Yet another military slaughter claims 29 civilians, including three monks, according to the National Unity Government
In this photo taken on March 9, a villager rides past a house damaged following air strikes by Myanmar’s military at Kone Tar Village, Namhsan Township in Myanmar's northern Shan State. (Photo: AFP)
Another massacre in Myanmar — the fourth this month — was designed by the military to ignite a religious conflict, the National Unity Government (NUG) said March 16 after releasing the grisly details of the killings of 29 civilians including three monks.
It said claims by the junta that those killed were justified as they were members of the NUG’s armed wing, the People’s Defense Force (PDF), were wrong and trumped up in a bid to turn the Buddhist clergy against those opposed to the military takeover two years ago.
Twenty-nine civilians were massacred at Nam Nein Village in Pinlong Township, Shan State near its southern border with Karenni State on March 11. Of them, 22 bodies were recovered the following day and funerals were held on March 13. Another seven dead were identified by PDF drones.
Junta spokesman Maj. Gen. Zaw Min Tunn had previously claimed on Myanmar radio and television that the Karen National Progressive Party and Karenni National Defense Force (KDF) had conducted the killings and blamed their deaths on junta troops.
"Many of the bodies had signs of torture"
The junta also claimed that those killed belonged to the PDF but the NUG said the military was trying to “shift the blame” and “create problems between different ethnic and religious groups and start a religious conflict.”
Bo Bo, the deputy township police chief of the Karenni State Police (KSP), said 5.51mm bullets fabricated in 2022 had been fired from automatic rifles during the slaughter and added “this type of bullet is only used by the military.”
The military “had killed the monks and requested the KSP to investigate. We checked the deceased, the bodies, and for torture” at the nearby Dragon Hill Pagoda, he said.
A coroner and medical officer, who declined to be named, with Karenni State, told the press conference that many of the bodies had signs of torture including broken legs, beatings and burns, and had “been shot at very, very close range.”
“Bodies had also been slashed after they were shot to make sure they were dead,” he said, “including old villagers, they were killed by the military and tortured by the military.”
“Ten were taken to one side and killed. The others heard the shots and must have been asking themselves, ‘when will it be my turn’,” he said. “People were in great suffering before they were killed … this is a serious inhumane war crime.”
“These were systematic killings"
NUG Human Rights Minister, Aung Myo Min, said the slaughter at Nam Nein was the fourth mass killing in Myanmar this month.
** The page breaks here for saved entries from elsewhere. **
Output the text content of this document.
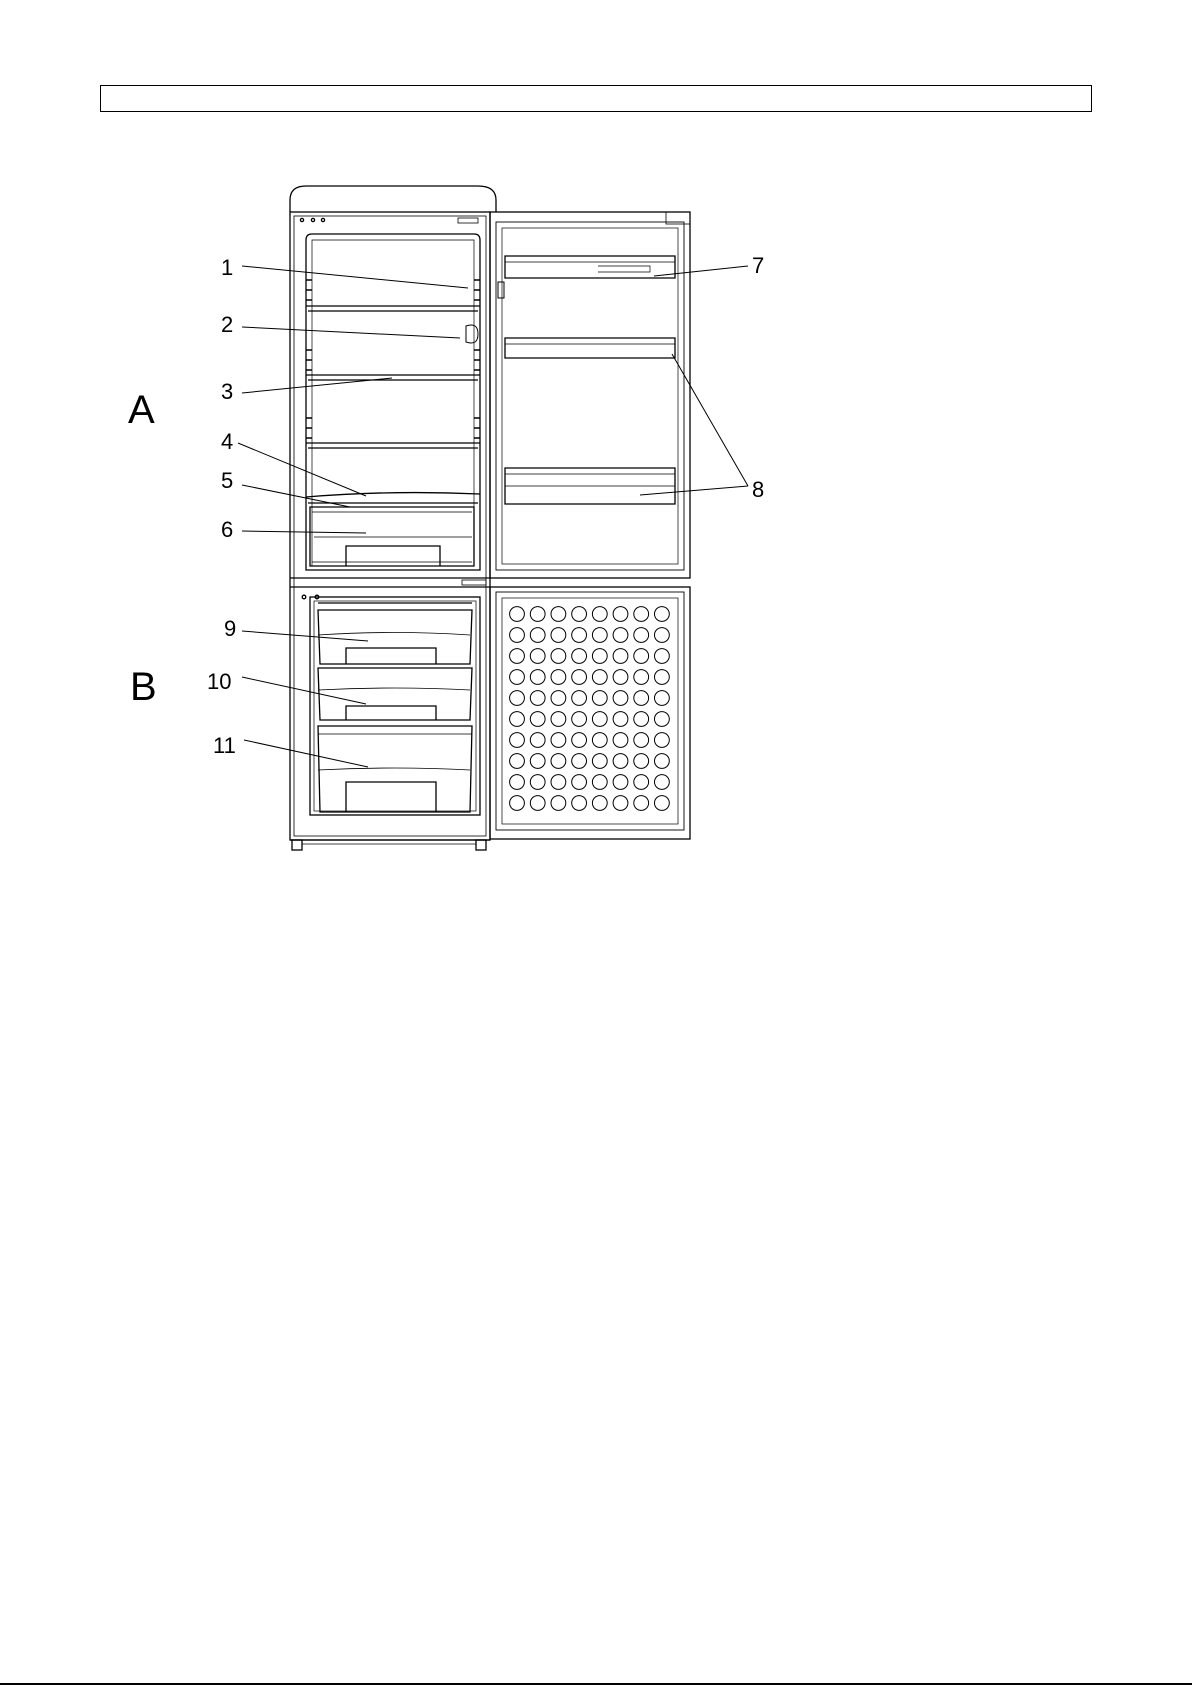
A
B
1
2
3
4
5
6
7
8
9
10
11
He said “these were systematic killings, actions that constitute war crimes,” which will be raised with the Association of Southeast Asian Nations, the International Criminal Court (ICC) and the UN Security Council.
Last week the NUG asked the ICC to expand its current investigation into the slaughter of the Rohingya along the Bangladesh border area to cover Myanmar’s territory, which it said would be consistent with the NUG’s declaration under the Rome Statute.
That came after it had held a press conference where victims testified to massacres inflicted in Tadaing village, a cluster of about 80 homes, between Feb. 28 and March 2 in the Sagaing region of northern Myanmar.
The massacres were allegedly committed by the Myanmar military’s Light Infantry Division (LID) 99 — also known as the ‘Ogre Column.’ Combined with other reports, the NUG said that at least 37 people were tortured, mutilated, and killed by junta personnel over three days.